Des avancées indéniables pour les personnes survolées mais pas d’interdiction de survol des zones densément peuplées

La Cour d’Appel de Bruxelles vient de rendre sa décision suite à l’action au fond intentée par Bruxelles Air Libre Brussel, Inter Environnement Bruxelles et plusieurs Bruxellois survolés.

Si la Cour n’interdit toujours pas le survol des zones densément peuplées, son arrêt consacre cependant d’indéniables avancées pour les personnes survolées.

Points positifs

La Cour déclare les plaignants recevables et reconnaît ainsi la légitimité des plaintes contre les nuisances aériennes subies en région bruxelloise.

La Cour confirme que la société gestionnaire de l’aéroport – BIAC – est légitimement mise à la cause, malgré les tentatives qu’elle a faites en vue d’échapper à ses responsabilités en matière de nuisances aériennes.

La décision de la Cour ouvre aussi la porte à une action en cessation des nuisances sonores de la part des associations, en vertu de la loi du 12 janvier 1993. Il n’est pas inutile de rappeler qu’en décembre dernier, une première action sur cette base a été lancée par Bruxelles Air Libre Brussel en vue d’interdire les avions les plus bruyants, à tout le moins au-dessus de la zone densément peuplée que constitue la région de Bruxelles-capitale.

En revanche, d’autres arguments essentiels invoqués par les associations et les personnes survolées sont balayés par la Cour d’un revers de manche sans guère de preuves :

Arguments discutables ou peu acceptables

La Cour considère que le principe de précaution, sur lequel se basent la plupart des pays européens pour interdire le survol des villes à basse altitude ne peut être retenu pour l’aéroport de Zaventem, parce que les risques sont connus et évalués ! Quant au risque de chute d’avion, au-dessus de la ville et de sa zone Seveso, il est tout simplement déclaré négligeable…

Pour ce qui est des nuisances sonores, la Cour d’Appel affirme – à la suite de l’Etat – qu’elles ont diminué sensiblement, alors que tout indique au contraire qu’un nombre de plus en plus élevé de personnes sont exposées à ces nuisances, suite au survol délibéré de zones très densément peuplées. Pour la Cour, les souffrances et les préjudices subis par les plaignants ne peuvent être établis, parce qu’ils ne résident pas assez près d’un des 3 sonomètres de l’IBGE dont les données ont servi de référence objective ! Les personnes survolées sont les victimes de la couverture insuffisante du réseau de sonomètres qui a prévalu jusqu’il y a peu en région bruxelloise et la Cour semble vouloir leur en faire porter la responsabilité.

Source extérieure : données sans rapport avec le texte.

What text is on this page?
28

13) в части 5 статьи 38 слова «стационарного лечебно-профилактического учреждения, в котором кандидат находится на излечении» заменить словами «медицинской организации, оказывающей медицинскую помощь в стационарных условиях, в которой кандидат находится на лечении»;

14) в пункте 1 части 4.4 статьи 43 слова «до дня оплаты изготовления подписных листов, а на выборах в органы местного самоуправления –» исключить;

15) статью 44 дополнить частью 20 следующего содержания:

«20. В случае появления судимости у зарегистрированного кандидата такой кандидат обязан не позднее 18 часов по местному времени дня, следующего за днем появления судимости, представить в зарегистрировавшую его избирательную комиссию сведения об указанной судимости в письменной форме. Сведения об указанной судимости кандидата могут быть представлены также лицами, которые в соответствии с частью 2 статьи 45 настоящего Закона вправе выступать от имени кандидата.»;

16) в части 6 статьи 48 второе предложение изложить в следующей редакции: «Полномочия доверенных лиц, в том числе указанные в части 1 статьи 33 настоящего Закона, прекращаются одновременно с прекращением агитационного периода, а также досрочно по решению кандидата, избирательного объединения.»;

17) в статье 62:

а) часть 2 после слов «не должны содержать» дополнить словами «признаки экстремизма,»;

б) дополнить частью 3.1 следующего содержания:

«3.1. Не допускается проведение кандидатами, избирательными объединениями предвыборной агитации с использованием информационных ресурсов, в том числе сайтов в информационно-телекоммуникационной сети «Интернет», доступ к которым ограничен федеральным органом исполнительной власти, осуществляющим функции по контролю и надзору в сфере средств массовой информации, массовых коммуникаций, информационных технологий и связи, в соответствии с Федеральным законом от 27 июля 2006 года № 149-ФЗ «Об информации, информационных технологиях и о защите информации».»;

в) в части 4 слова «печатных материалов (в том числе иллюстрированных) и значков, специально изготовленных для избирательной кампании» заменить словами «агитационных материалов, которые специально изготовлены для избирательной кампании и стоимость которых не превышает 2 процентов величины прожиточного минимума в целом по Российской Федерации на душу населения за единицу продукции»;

Sans se donner la peine de la démontrer sur le plan technique ou en termes d’exploitation, la Cour se contente de faire sienne la position sans nuances de l’Etat, qui affirme que des procédures d’évitement des zones les plus densément peuplées conduiraient immanquablement à la fermeture pure et simple de l’aéroport de Zaventem.

Conclusions

Bruxelles Air Libre Brussel, Inter Environnement Bruxelles et les plaignants privés constatent qu’aucune réponse satisfaisante n’a été apportée par la Cour à l’objet principal de leur action. Que le survol des zones densément peuplées n’est donc toujours pas interdit, malgré les alternatives réalistes qui existent et que la Cour s’est refusée à envisager, au nom d’un développement économique, dont il n’a cependant pas été démontré qu’il aurait à en faire les frais.

Les plaignants considèrent qu’ils ont engrangé des avancées supplémentaires dont ils entendent bien tirer parti pour poursuivre leur combat contre le survol de toute zone densément peuplée et pour l’indemnisation des personnes à exproprier sous les nouvelles routes aériennes.

Ils vont étudier, avec les autres associations, les suites à donner à cet Arrêt de la Cour d’Appel de Bruxelles.